Memcached, Locking and Race Conditions

Micael picture Micael · Oct 22, 2009 · Viewed 20.2k times · Source

We are trying to update memcached objects when we write to the database to avoid having to read them from database after inserts/updates.

For our forum post object we have a ViewCount field containing the number of times a post is viewed.

We are afraid that we are introducing a race condition by updating the memcached object, as the same post could be viewed at the same time on another server in the farm.

Any idea how to deal with these kind of issues - it would seem that some sort of locking is needed but how to do it reliably across servers in a farm?

Answer

Nathan picture Nathan · Oct 22, 2009

If you're dealing with data that doesn't necessarily need to be updated realtime, and to me the view count is one of them, then you could add an expires field to the objects that are stored in memcache.

Once that expiration happens, it'll go back to the database and read the new value, but until then it will leave it alone.

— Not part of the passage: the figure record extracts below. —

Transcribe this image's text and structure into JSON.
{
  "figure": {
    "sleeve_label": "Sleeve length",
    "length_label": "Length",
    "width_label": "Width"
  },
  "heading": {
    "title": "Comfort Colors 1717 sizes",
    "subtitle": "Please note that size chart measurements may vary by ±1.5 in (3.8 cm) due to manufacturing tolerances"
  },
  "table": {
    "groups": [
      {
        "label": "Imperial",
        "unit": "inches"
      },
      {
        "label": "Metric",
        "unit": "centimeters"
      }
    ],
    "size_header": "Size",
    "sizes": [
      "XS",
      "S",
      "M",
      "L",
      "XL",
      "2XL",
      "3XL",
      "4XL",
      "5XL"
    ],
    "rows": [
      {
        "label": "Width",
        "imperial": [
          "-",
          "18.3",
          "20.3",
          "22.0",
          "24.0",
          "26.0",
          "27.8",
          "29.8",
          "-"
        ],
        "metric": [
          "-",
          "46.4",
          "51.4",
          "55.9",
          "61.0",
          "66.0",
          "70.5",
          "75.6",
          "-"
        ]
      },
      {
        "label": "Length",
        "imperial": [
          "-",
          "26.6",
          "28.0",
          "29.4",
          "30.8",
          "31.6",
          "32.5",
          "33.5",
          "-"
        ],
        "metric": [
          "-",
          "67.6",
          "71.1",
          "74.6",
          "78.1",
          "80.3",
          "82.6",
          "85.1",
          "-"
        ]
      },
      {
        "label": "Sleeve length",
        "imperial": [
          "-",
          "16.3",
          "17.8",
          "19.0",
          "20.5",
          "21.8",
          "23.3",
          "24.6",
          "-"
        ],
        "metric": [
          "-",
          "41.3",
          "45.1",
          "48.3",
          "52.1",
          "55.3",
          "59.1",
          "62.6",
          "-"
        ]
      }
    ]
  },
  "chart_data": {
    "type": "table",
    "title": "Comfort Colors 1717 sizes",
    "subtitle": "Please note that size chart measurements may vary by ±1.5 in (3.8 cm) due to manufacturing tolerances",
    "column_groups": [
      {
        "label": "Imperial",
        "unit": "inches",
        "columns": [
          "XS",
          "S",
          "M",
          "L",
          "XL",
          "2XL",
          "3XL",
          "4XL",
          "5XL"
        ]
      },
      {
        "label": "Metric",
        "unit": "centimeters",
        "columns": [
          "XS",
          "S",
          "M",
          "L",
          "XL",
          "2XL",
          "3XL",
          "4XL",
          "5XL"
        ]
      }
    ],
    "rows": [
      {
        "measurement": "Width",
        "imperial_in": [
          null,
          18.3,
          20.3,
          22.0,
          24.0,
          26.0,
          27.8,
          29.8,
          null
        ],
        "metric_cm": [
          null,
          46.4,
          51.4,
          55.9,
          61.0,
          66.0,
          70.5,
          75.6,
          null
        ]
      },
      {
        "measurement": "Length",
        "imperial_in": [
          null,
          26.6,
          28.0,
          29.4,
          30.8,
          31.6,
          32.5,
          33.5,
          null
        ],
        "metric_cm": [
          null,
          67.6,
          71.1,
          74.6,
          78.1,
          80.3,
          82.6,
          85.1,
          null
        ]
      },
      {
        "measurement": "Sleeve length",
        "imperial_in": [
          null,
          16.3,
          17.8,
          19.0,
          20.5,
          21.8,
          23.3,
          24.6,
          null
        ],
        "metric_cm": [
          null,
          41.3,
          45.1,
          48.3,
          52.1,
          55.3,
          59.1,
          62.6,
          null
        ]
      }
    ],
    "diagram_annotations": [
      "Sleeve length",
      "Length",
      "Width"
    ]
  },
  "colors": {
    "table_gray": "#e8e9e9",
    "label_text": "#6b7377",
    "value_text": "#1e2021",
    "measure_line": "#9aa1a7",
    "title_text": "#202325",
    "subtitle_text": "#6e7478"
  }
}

Of course for new posts you may want this updated more often, but you can code for this.

Memcache only stores one copy of your object in one of its instances, not in many of them, so I wouldn't worry about object locking or anything. That is for the database to handle, not your cache.

Edit:

Memcache offers no guarantee that when you're getting and setting from varied servers that your data won't get clobbered.

From memcache docs:

  • A series of commands is not atomic. If you issue a 'get' against an item, operate on the data, then wish to 'set' it back into memcached, you are not guaranteed to be the only process working on that value. In parallel, you could end up overwriting a value set by something else.

Race conditions and stale data

One thing to keep in mind as you design your application to cache data, is how to deal with race conditions and occasional stale data.

Say you cache the latest five comments for display on a sidebar in your application. You decide that the data only needs to be refreshed once per minute. However, you neglect to remember that this sidebar display is renderred 50 times per second! Thus, once 60 seconds rolls around and the cache expires, suddenly 10+ processes are running the same SQL query to repopulate that cache. Every time the cache expires, a sudden burst of SQL traffic will result.

Worse yet, you have multiple processes updating the same data, and the wrong one ends up dating the cache. Then you have stale, outdated data floating about.

One should be mindful about possible issues in populating or repopulating our cache. Remember that the process of checking memcached, fetching SQL, and storing into memcached, is not atomic at all!